Abstract Introduction Delirium is an acute, fluctuating change in mental status, with inattention, disorganised thinking and altered levels of consciousness. This has serious consequences including the increased risk of dementia, death, length of hospital stay and increased chance of new admission to long term care. Therefore, prompt identification and management are essential. NICE recommends the use of the 4AT score in identification of delirium to improve subsequent management. Method A retrospective descriptive study was done identifying all patients admitted to Wigan infirmary who received a 4AT during the 1/4/22-30/9/22. Patients were excluded if aged <64, 4AT score of 1-3 (a score over 4 is positive for delirium) and had multiple admissions.
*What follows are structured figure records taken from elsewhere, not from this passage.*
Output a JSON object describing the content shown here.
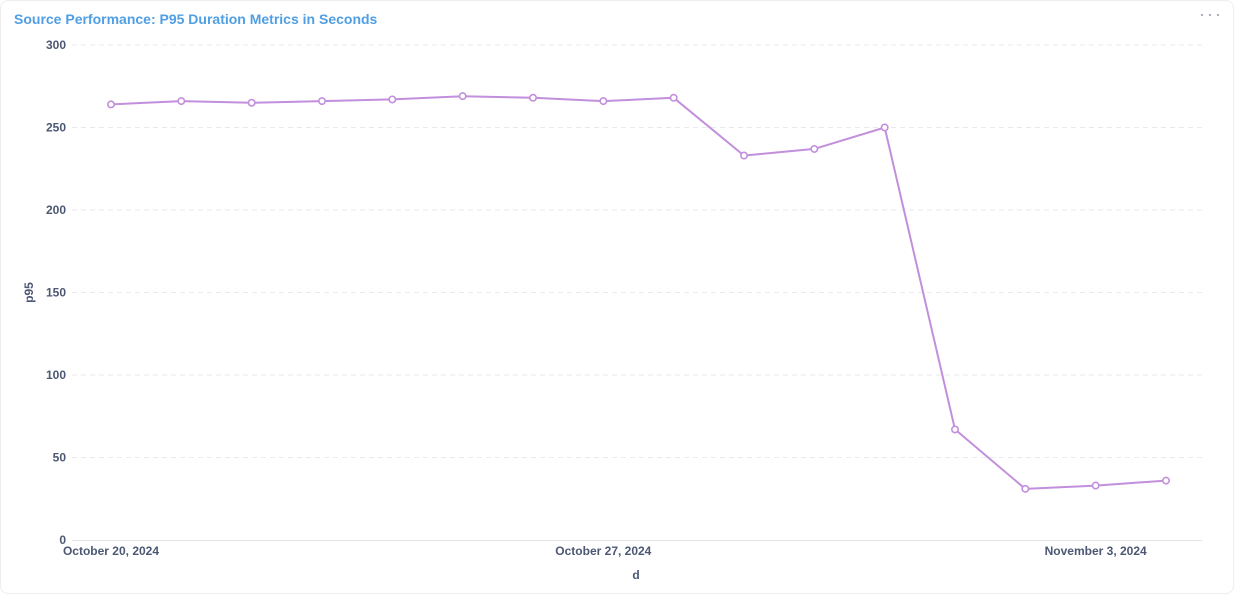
{
  "card": {
    "title": "Source Performance: P95 Duration Metrics in Seconds",
    "menu_icon": "more-horizontal-icon"
  },
  "colors": {
    "series": "#c28fdc",
    "title": "#509ee3",
    "grid": "#e8eaed",
    "axis_text": "#4c5773"
  },
  "chart_data": {
    "type": "line",
    "title": "Source Performance: P95 Duration Metrics in Seconds",
    "xlabel": "d",
    "ylabel": "p95",
    "ylim": [
      0,
      300
    ],
    "yticks": [
      0,
      50,
      100,
      150,
      200,
      250,
      300
    ],
    "grid": true,
    "x": [
      "2024-10-20",
      "2024-10-21",
      "2024-10-22",
      "2024-10-23",
      "2024-10-24",
      "2024-10-25",
      "2024-10-26",
      "2024-10-27",
      "2024-10-28",
      "2024-10-29",
      "2024-10-30",
      "2024-10-31",
      "2024-11-01",
      "2024-11-02",
      "2024-11-03",
      "2024-11-04"
    ],
    "xtick_labels": [
      {
        "x": "2024-10-20",
        "label": "October 20, 2024"
      },
      {
        "x": "2024-10-27",
        "label": "October 27, 2024"
      },
      {
        "x": "2024-11-03",
        "label": "November 3, 2024"
      }
    ],
    "series": [
      {
        "values": [
          264,
          266,
          265,
          266,
          267,
          269,
          268,
          266,
          268,
          233,
          237,
          250,
          67,
          31,
          33,
          36
        ]
      }
    ]
  }
}
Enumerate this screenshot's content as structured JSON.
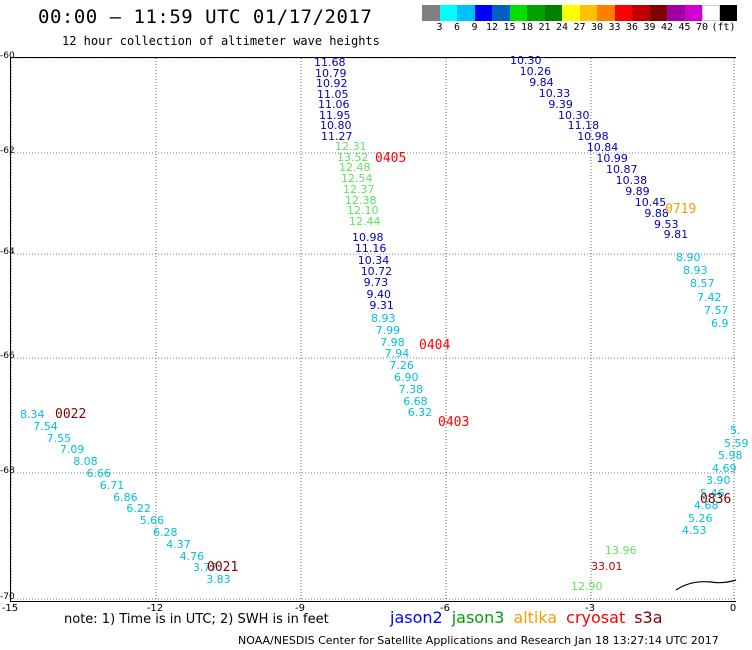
{
  "header": {
    "title": "00:00 – 11:59 UTC 01/17/2017",
    "subtitle": "12 hour collection of altimeter wave heights"
  },
  "colorbar": {
    "colors": [
      "#808080",
      "#00ffff",
      "#00c0ff",
      "#0000ff",
      "#0060c0",
      "#00e000",
      "#00a000",
      "#008000",
      "#ffff00",
      "#ffc000",
      "#ff8000",
      "#ff0000",
      "#c00000",
      "#800000",
      "#a000a0",
      "#d000d0",
      "#ffffff",
      "#000000"
    ],
    "labels": [
      "3",
      "6",
      "9",
      "12",
      "15",
      "18",
      "21",
      "24",
      "27",
      "30",
      "33",
      "36",
      "39",
      "42",
      "45",
      "70",
      "(ft)"
    ]
  },
  "axes": {
    "lat_ticks": [
      "-60",
      "-62",
      "-64",
      "-66",
      "-68",
      "-70"
    ],
    "lon_ticks": [
      "-15",
      "-12",
      "-9",
      "-6",
      "-3",
      "0"
    ]
  },
  "tracks": {
    "jason2_a": {
      "color": "#0000c0",
      "values": [
        "11.68",
        "10.79",
        "10.92",
        "11.05",
        "11.06",
        "11.95",
        "10.80",
        "11.27"
      ]
    },
    "jason3_a": {
      "color": "#60e060",
      "values": [
        "12.31",
        "13.52",
        "12.48",
        "12.54",
        "12.37",
        "12.38",
        "12.10",
        "12.44"
      ]
    },
    "jason2_b": {
      "color": "#0000c0",
      "values": [
        "10.98",
        "11.16",
        "10.34",
        "10.72",
        "9.73",
        "9.40",
        "9.31"
      ]
    },
    "cyan_a": {
      "color": "#00c0e0",
      "values": [
        "8.93",
        "7.99",
        "7.98",
        "7.94",
        "7.26",
        "6.90",
        "7.38",
        "6.68",
        "6.32"
      ]
    },
    "jason2_c": {
      "color": "#0000c0",
      "values": [
        "10.30",
        "10.26",
        "9.84",
        "10.33",
        "9.39",
        "10.30",
        "11.18",
        "10.98",
        "10.84",
        "10.99",
        "10.87",
        "10.38",
        "9.89",
        "10.45",
        "9.88",
        "9.53",
        "9.81"
      ]
    },
    "cyan_b": {
      "color": "#00c0e0",
      "values": [
        "8.90",
        "8.93",
        "8.57",
        "7.42",
        "7.57",
        "6.9"
      ]
    },
    "cyan_left": {
      "color": "#00c0e0",
      "values": [
        "8.34",
        "7.54",
        "7.55",
        "7.09",
        "8.08",
        "6.66",
        "6.71",
        "6.86",
        "6.22",
        "5.66",
        "6.28",
        "4.37",
        "4.76",
        "3.77",
        "3.83"
      ]
    },
    "cyan_right": {
      "color": "#00c0e0",
      "values": [
        "5.",
        "5.59",
        "5.98",
        "4.69",
        "3.90",
        "5.46",
        "4.68",
        "5.26",
        "4.53"
      ]
    },
    "jason3_b": {
      "color": "#60e060",
      "values": [
        "13.96",
        "12.90"
      ]
    },
    "red_b": {
      "color": "#c00000",
      "values": [
        "33.01"
      ]
    }
  },
  "times": [
    {
      "label": "0405",
      "color": "#ff0000"
    },
    {
      "label": "0404",
      "color": "#ff0000"
    },
    {
      "label": "0403",
      "color": "#ff0000"
    },
    {
      "label": "0719",
      "color": "#ff9900"
    },
    {
      "label": "0022",
      "color": "#800000"
    },
    {
      "label": "0021",
      "color": "#800000"
    },
    {
      "label": "0836",
      "color": "#800000"
    }
  ],
  "note": "note: 1) Time is in UTC; 2) SWH is in feet",
  "legend": [
    {
      "label": "jason2",
      "color": "#0000ff"
    },
    {
      "label": "jason3",
      "color": "#00a000"
    },
    {
      "label": "altika",
      "color": "#ff9900"
    },
    {
      "label": "cryosat",
      "color": "#ff0000"
    },
    {
      "label": "s3a",
      "color": "#800000"
    }
  ],
  "footer": "NOAA/NESDIS Center for Satellite Applications and Research   Jan 18 13:27:14 UTC 2017"
}
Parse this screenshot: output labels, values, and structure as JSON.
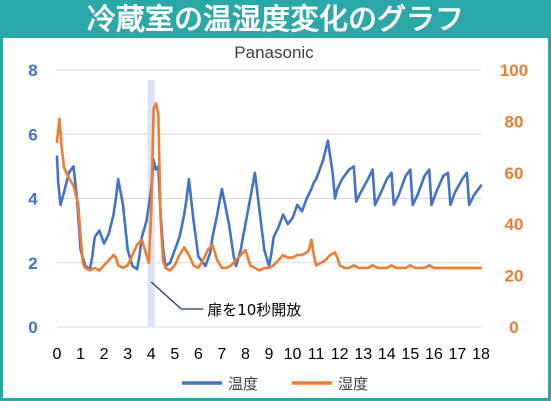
{
  "banner": {
    "title": "冷蔵室の温湿度変化のグラフ"
  },
  "colors": {
    "banner": "#2aa8a8",
    "temperature": "#4472c4",
    "humidity": "#ed7d31",
    "highlight": "#dae3f3",
    "grid": "#d9d9d9"
  },
  "chart_data": {
    "type": "line",
    "title": "Panasonic",
    "x_ticks": [
      "0",
      "1",
      "2",
      "3",
      "4",
      "5",
      "6",
      "7",
      "8",
      "9",
      "10",
      "11",
      "12",
      "13",
      "14",
      "15",
      "16",
      "17",
      "18"
    ],
    "xlim": [
      0,
      18
    ],
    "ylim_left": [
      0,
      8
    ],
    "y_ticks_left": [
      "0",
      "2",
      "4",
      "6",
      "8"
    ],
    "ylim_right": [
      0,
      100
    ],
    "y_ticks_right": [
      "0",
      "20",
      "40",
      "60",
      "80",
      "100"
    ],
    "grid": "horizontal",
    "legend_position": "bottom",
    "annotation": {
      "text": "扉を10秒開放",
      "x": 4.0
    },
    "highlight_band": [
      3.85,
      4.15
    ],
    "series": [
      {
        "name": "温度",
        "axis": "left",
        "color": "#4472c4",
        "x": [
          0.0,
          0.05,
          0.15,
          0.3,
          0.5,
          0.7,
          0.85,
          1.0,
          1.2,
          1.4,
          1.5,
          1.6,
          1.8,
          2.0,
          2.2,
          2.4,
          2.5,
          2.6,
          2.8,
          3.0,
          3.2,
          3.4,
          3.5,
          3.6,
          3.8,
          3.9,
          4.0,
          4.1,
          4.2,
          4.3,
          4.4,
          4.5,
          4.6,
          4.8,
          5.0,
          5.2,
          5.4,
          5.5,
          5.6,
          5.8,
          6.0,
          6.3,
          6.5,
          6.6,
          6.8,
          7.0,
          7.3,
          7.5,
          7.6,
          7.8,
          8.0,
          8.2,
          8.4,
          8.6,
          8.8,
          9.0,
          9.1,
          9.2,
          9.4,
          9.6,
          9.8,
          10.0,
          10.2,
          10.4,
          10.6,
          10.8,
          10.9,
          11.0,
          11.1,
          11.3,
          11.5,
          11.7,
          11.8,
          11.9,
          12.1,
          12.4,
          12.6,
          12.7,
          12.9,
          13.2,
          13.4,
          13.5,
          13.7,
          14.0,
          14.2,
          14.3,
          14.5,
          14.8,
          15.0,
          15.1,
          15.3,
          15.6,
          15.8,
          15.9,
          16.1,
          16.4,
          16.6,
          16.7,
          16.9,
          17.2,
          17.4,
          17.5,
          17.7,
          18.0
        ],
        "y": [
          5.3,
          4.5,
          3.8,
          4.2,
          4.8,
          5.0,
          4.0,
          2.4,
          1.9,
          1.8,
          2.2,
          2.8,
          3.0,
          2.6,
          2.9,
          3.5,
          4.0,
          4.6,
          3.8,
          2.4,
          1.9,
          1.8,
          2.2,
          2.8,
          3.3,
          3.8,
          4.3,
          5.2,
          4.9,
          5.0,
          3.5,
          2.5,
          1.9,
          2.0,
          2.4,
          2.8,
          3.5,
          4.0,
          4.6,
          3.3,
          2.2,
          1.9,
          2.3,
          2.8,
          3.5,
          4.3,
          3.2,
          2.2,
          1.9,
          2.4,
          3.2,
          4.0,
          4.8,
          3.6,
          2.4,
          1.9,
          2.3,
          2.8,
          3.1,
          3.5,
          3.2,
          3.4,
          3.8,
          3.6,
          4.0,
          4.3,
          4.5,
          4.6,
          4.8,
          5.2,
          5.8,
          4.8,
          4.0,
          4.3,
          4.6,
          4.9,
          5.0,
          3.9,
          4.2,
          4.6,
          4.9,
          3.8,
          4.1,
          4.6,
          4.8,
          3.8,
          4.1,
          4.7,
          4.9,
          3.8,
          4.1,
          4.7,
          4.9,
          3.8,
          4.2,
          4.7,
          4.8,
          3.8,
          4.2,
          4.6,
          4.8,
          3.8,
          4.1,
          4.4
        ]
      },
      {
        "name": "湿度",
        "axis": "right",
        "color": "#ed7d31",
        "x": [
          0.0,
          0.1,
          0.2,
          0.3,
          0.5,
          0.7,
          0.9,
          1.0,
          1.1,
          1.2,
          1.4,
          1.6,
          1.8,
          2.0,
          2.2,
          2.4,
          2.5,
          2.6,
          2.8,
          3.0,
          3.2,
          3.4,
          3.6,
          3.8,
          3.9,
          4.0,
          4.1,
          4.2,
          4.3,
          4.4,
          4.5,
          4.6,
          4.8,
          5.0,
          5.2,
          5.4,
          5.6,
          5.8,
          6.0,
          6.2,
          6.4,
          6.6,
          6.8,
          7.0,
          7.2,
          7.4,
          7.6,
          7.8,
          8.0,
          8.2,
          8.4,
          8.6,
          8.8,
          9.0,
          9.2,
          9.4,
          9.6,
          9.8,
          10.0,
          10.2,
          10.4,
          10.6,
          10.7,
          10.8,
          10.9,
          11.0,
          11.2,
          11.4,
          11.6,
          11.8,
          11.9,
          12.0,
          12.2,
          12.4,
          12.6,
          12.8,
          13.0,
          13.2,
          13.4,
          13.6,
          13.8,
          14.0,
          14.2,
          14.4,
          14.6,
          14.8,
          15.0,
          15.2,
          15.4,
          15.6,
          15.8,
          16.0,
          16.2,
          16.4,
          16.6,
          16.8,
          17.0,
          17.2,
          17.4,
          17.6,
          17.8,
          18.0
        ],
        "y": [
          72,
          81,
          70,
          62,
          58,
          55,
          48,
          35,
          25,
          23,
          22,
          23,
          22,
          24,
          26,
          28,
          27,
          24,
          23,
          24,
          28,
          32,
          34,
          28,
          25,
          45,
          85,
          87,
          83,
          42,
          26,
          23,
          22,
          24,
          28,
          31,
          28,
          24,
          23,
          26,
          30,
          32,
          26,
          23,
          23,
          24,
          26,
          28,
          30,
          24,
          23,
          22,
          23,
          23,
          24,
          26,
          28,
          27,
          27,
          28,
          28,
          29,
          30,
          34,
          28,
          24,
          25,
          26,
          28,
          29,
          27,
          24,
          23,
          23,
          24,
          23,
          23,
          23,
          24,
          23,
          23,
          23,
          24,
          23,
          23,
          23,
          24,
          23,
          23,
          23,
          24,
          23,
          23,
          23,
          23,
          23,
          23,
          23,
          23,
          23,
          23,
          23
        ]
      }
    ]
  }
}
This reduced the sample size to 275 from 8648 patients, of these data was collected from the individual electronic records from the first 110 patients. Results The average age of patients within the sample is 81, average 4 AT score of 6 and the average CSF was 5. There was a diagnosis of delirium in 32 (29%), and 'confusion' in 10 (15%), a past medical history of dementia in 49 (45%) and cognitive impairment/suspected dementia in a further 10 (9%), PD was found in 9 (8%) of patients. A basic blood test screen to identify a cause for delirium was done in 50 (45%) of patients. DNA CPR was present in 59 (54%) of patients, and a DOLS in 43 (39%) during the admission reviewed. Patients were on a significant number of medication (mean of 10 on discharge) and had an average of 3 ward moves. Length of stay was 20.3 days and 51 (46%) were deceased within a year of admission. Conclusion Embedding 4AT in electronic records improves recognition of delirium. Further work will be undertaken to improve management of this condition once it is recognised.